Let $K_a$ be the modified Bessel function of the second kind of order $a \geq 0$:
$$K_a(x)=\int^{\infty}_0\exp(-x\cosh(t))\cosh(at)dt$$
$x\in(0,\infty)$
Fix $a>0$ and use the comparison test to analyse the convergence of the integral
Well here's my attempt:
I'm going to try to expand with $\cosh(t)=\frac{e^t+e^{-t}}{2}$ to see whether I can rationalize and compare the integral to something that I know converges:
$$\int^{\infty}_0e^{-x\left(\frac{e^t+e^{-t}}{2}\right)}\frac{e^{at}+e^{-at}}{2}dt=\frac{1}{2}\int^{\infty}_0e^{-x\left(\frac{e^t+e^{-t}}{2}\right)+at}+e^{-x\left(\frac{e^t+e^{-t}}{2}\right)-at}dt=\frac{1}{2}\int^{\infty}_0e^{-x\left(\frac{e^t+e^{-t}}{2}\right)+at}dt+\frac{1}{2}\int^{\infty}_0e^{-x\left(\frac{e^t+e^{-t}}{2}\right)-at}dt$$
I had an idea to compare the integrals seperately, for example i'd like to compare them to $\int^{\infty}_0e^{-x}dx$ which we know converges.
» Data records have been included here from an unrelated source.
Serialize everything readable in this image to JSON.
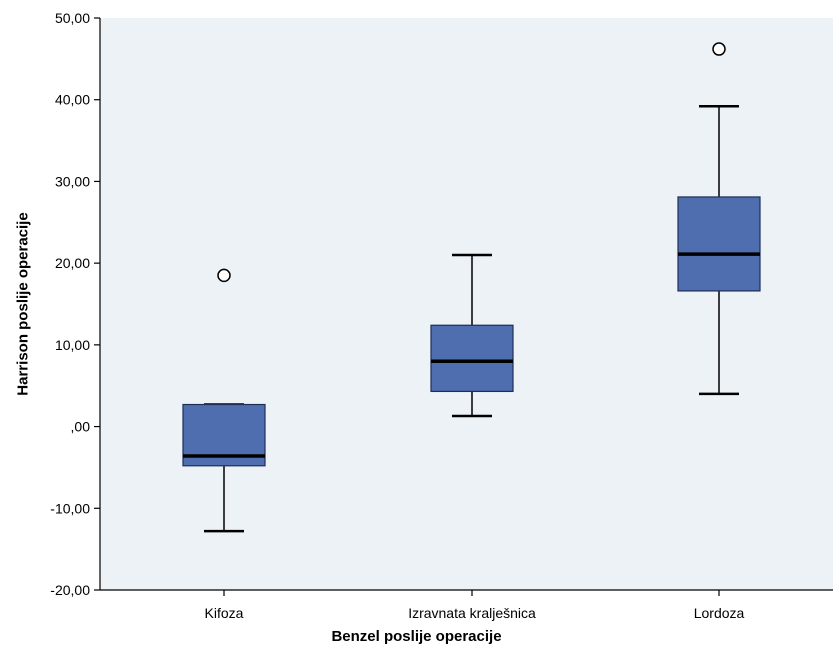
{
  "chart_data": {
    "type": "boxplot",
    "xlabel": "Benzel poslije operacije",
    "ylabel": "Harrison poslije operacije",
    "ylim": [
      -20,
      50
    ],
    "yticks": [
      -20,
      -10,
      0,
      10,
      20,
      30,
      40,
      50
    ],
    "ytick_labels": [
      "-20,00",
      "-10,00",
      ",00",
      "10,00",
      "20,00",
      "30,00",
      "40,00",
      "50,00"
    ],
    "grid": false,
    "categories": [
      "Kifoza",
      "Izravnata kralješnica",
      "Lordoza"
    ],
    "boxes": [
      {
        "category": "Kifoza",
        "whisker_low": -12.8,
        "q1": -4.8,
        "median": -3.6,
        "q3": 2.7,
        "whisker_high": 2.7,
        "outliers": [
          18.5
        ]
      },
      {
        "category": "Izravnata kralješnica",
        "whisker_low": 1.3,
        "q1": 4.3,
        "median": 8.0,
        "q3": 12.4,
        "whisker_high": 21.0,
        "outliers": []
      },
      {
        "category": "Lordoza",
        "whisker_low": 4.0,
        "q1": 16.6,
        "median": 21.1,
        "q3": 28.1,
        "whisker_high": 39.2,
        "outliers": [
          46.2
        ]
      }
    ],
    "colors": {
      "plot_background": "#EDF2F7",
      "box_fill": "#4E6EAF",
      "box_stroke": "#1F2E55",
      "median": "#000000",
      "outlier_fill": "#FFFFFF"
    }
  }
}
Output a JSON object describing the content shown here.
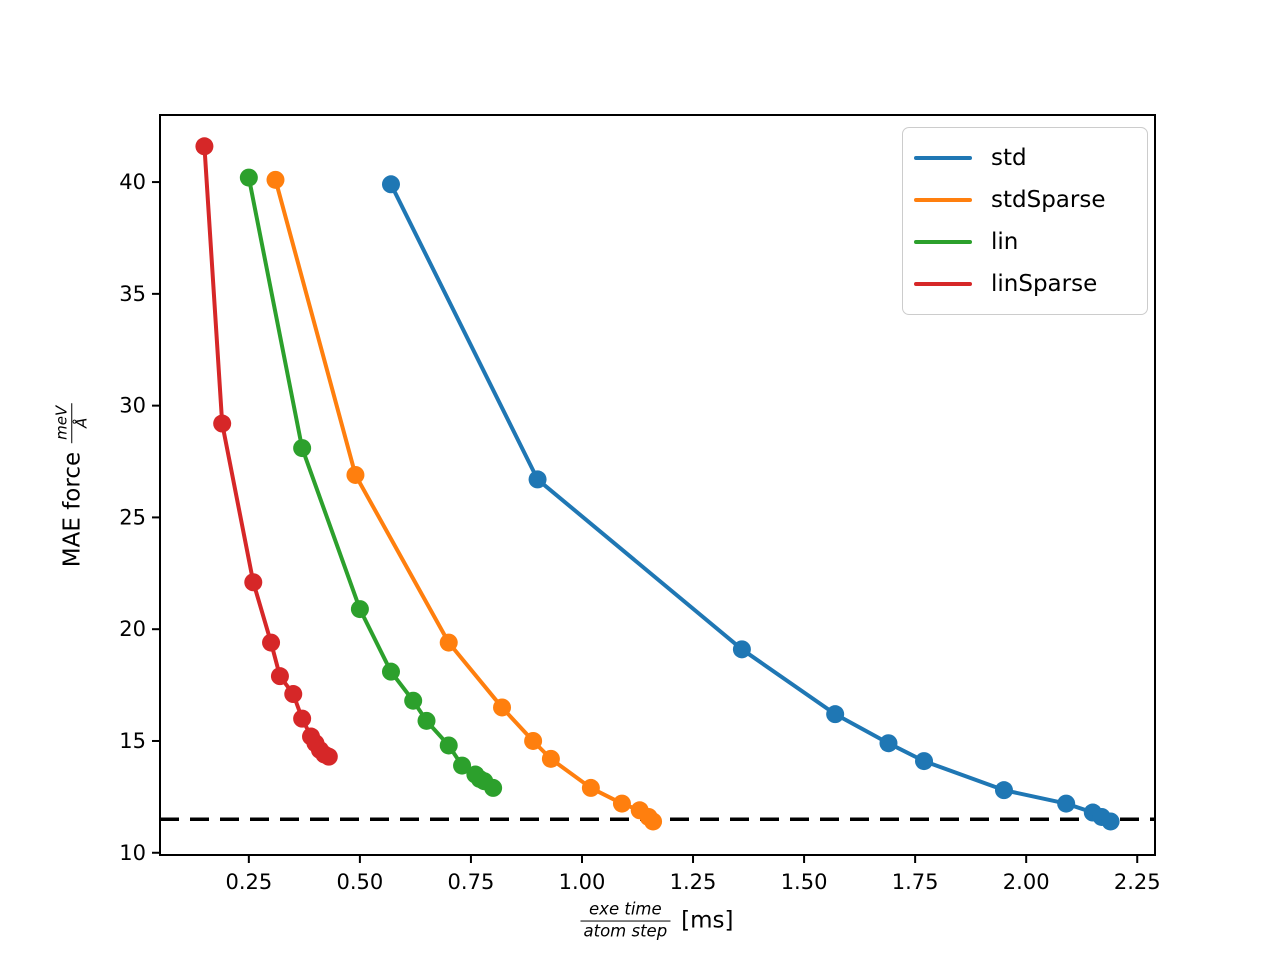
{
  "figure": {
    "background": "#ffffff",
    "text_color": "#000000",
    "axes_color": "#000000"
  },
  "chart_data": {
    "type": "line",
    "title": "",
    "xlabel_fraction": {
      "numerator": "exe time",
      "denominator": "atom step"
    },
    "xlabel_unit": "[ms]",
    "ylabel_prefix": "MAE force",
    "ylabel_fraction": {
      "numerator": "meV",
      "denominator": "Å"
    },
    "xlim": [
      0.05,
      2.29
    ],
    "ylim": [
      9.9,
      43.0
    ],
    "x_ticks": [
      0.25,
      0.5,
      0.75,
      1.0,
      1.25,
      1.5,
      1.75,
      2.0,
      2.25
    ],
    "x_tick_labels": [
      "0.25",
      "0.50",
      "0.75",
      "1.00",
      "1.25",
      "1.50",
      "1.75",
      "2.00",
      "2.25"
    ],
    "y_ticks": [
      10,
      15,
      20,
      25,
      30,
      35,
      40
    ],
    "y_tick_labels": [
      "10",
      "15",
      "20",
      "25",
      "30",
      "35",
      "40"
    ],
    "grid": false,
    "legend_position": "upper right",
    "reference_line": {
      "y": 11.5,
      "style": "dashed",
      "color": "#000000"
    },
    "series": [
      {
        "name": "std",
        "color": "#1f77b4",
        "points": [
          [
            0.57,
            39.9
          ],
          [
            0.9,
            26.7
          ],
          [
            1.36,
            19.1
          ],
          [
            1.57,
            16.2
          ],
          [
            1.69,
            14.9
          ],
          [
            1.77,
            14.1
          ],
          [
            1.95,
            12.8
          ],
          [
            2.09,
            12.2
          ],
          [
            2.15,
            11.8
          ],
          [
            2.17,
            11.6
          ],
          [
            2.19,
            11.4
          ]
        ]
      },
      {
        "name": "stdSparse",
        "color": "#ff7f0e",
        "points": [
          [
            0.31,
            40.1
          ],
          [
            0.49,
            26.9
          ],
          [
            0.7,
            19.4
          ],
          [
            0.82,
            16.5
          ],
          [
            0.89,
            15.0
          ],
          [
            0.93,
            14.2
          ],
          [
            1.02,
            12.9
          ],
          [
            1.09,
            12.2
          ],
          [
            1.13,
            11.9
          ],
          [
            1.15,
            11.6
          ],
          [
            1.16,
            11.4
          ]
        ]
      },
      {
        "name": "lin",
        "color": "#2ca02c",
        "points": [
          [
            0.25,
            40.2
          ],
          [
            0.37,
            28.1
          ],
          [
            0.5,
            20.9
          ],
          [
            0.57,
            18.1
          ],
          [
            0.62,
            16.8
          ],
          [
            0.65,
            15.9
          ],
          [
            0.7,
            14.8
          ],
          [
            0.73,
            13.9
          ],
          [
            0.76,
            13.5
          ],
          [
            0.77,
            13.3
          ],
          [
            0.78,
            13.2
          ],
          [
            0.8,
            12.9
          ]
        ]
      },
      {
        "name": "linSparse",
        "color": "#d62728",
        "points": [
          [
            0.15,
            41.6
          ],
          [
            0.19,
            29.2
          ],
          [
            0.26,
            22.1
          ],
          [
            0.3,
            19.4
          ],
          [
            0.32,
            17.9
          ],
          [
            0.35,
            17.1
          ],
          [
            0.37,
            16.0
          ],
          [
            0.39,
            15.2
          ],
          [
            0.4,
            14.9
          ],
          [
            0.41,
            14.6
          ],
          [
            0.42,
            14.4
          ],
          [
            0.43,
            14.3
          ]
        ]
      }
    ]
  }
}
But then I have a difficulty showing that $-x\left(\frac{e^t+e^{-t}}{2}\right)+at>-x$ in order for the inequality $\frac{1}{e^{-x\left(\frac{e^t+e^{-t}}{2}\right)+at}}<\frac{1}{e^{-x}}$ to hold . Am I at all going the right direction. Any help would be wonderful
You can start performing the change $e^t=y$
$$K_a(x)=\int^{\infty}_0\,e^{-x\cosh(t)}\cosh(at)dt=\frac{1}{2}\int_1^{\infty}e^{-\frac{x}{2}(y+1/y)}(y^{a-1}+y^{-a-1})dy$$
Now, taking account $-\frac{x}{2}(y+1/y)<-\frac{x}{2}y$ and $y^{-a-1}<1$ for any $y\in(1,\infty)$ you get
$$K_a(x)\leq\frac{1}{2}\int_1^{\infty}e^{-\frac{x}{2}y}\,y^{a-1}dy+\frac{1}{2}\int_1^{\infty}e^{-\frac{x}{2}y}\,dy<\boxed{\frac{1}{2}\left(\frac{2}{x}\right)^a\Gamma(a,x/2)+\frac{1}{x}\Gamma(1,x/2)}$$ So both incomplete Gamma converges, your integral too.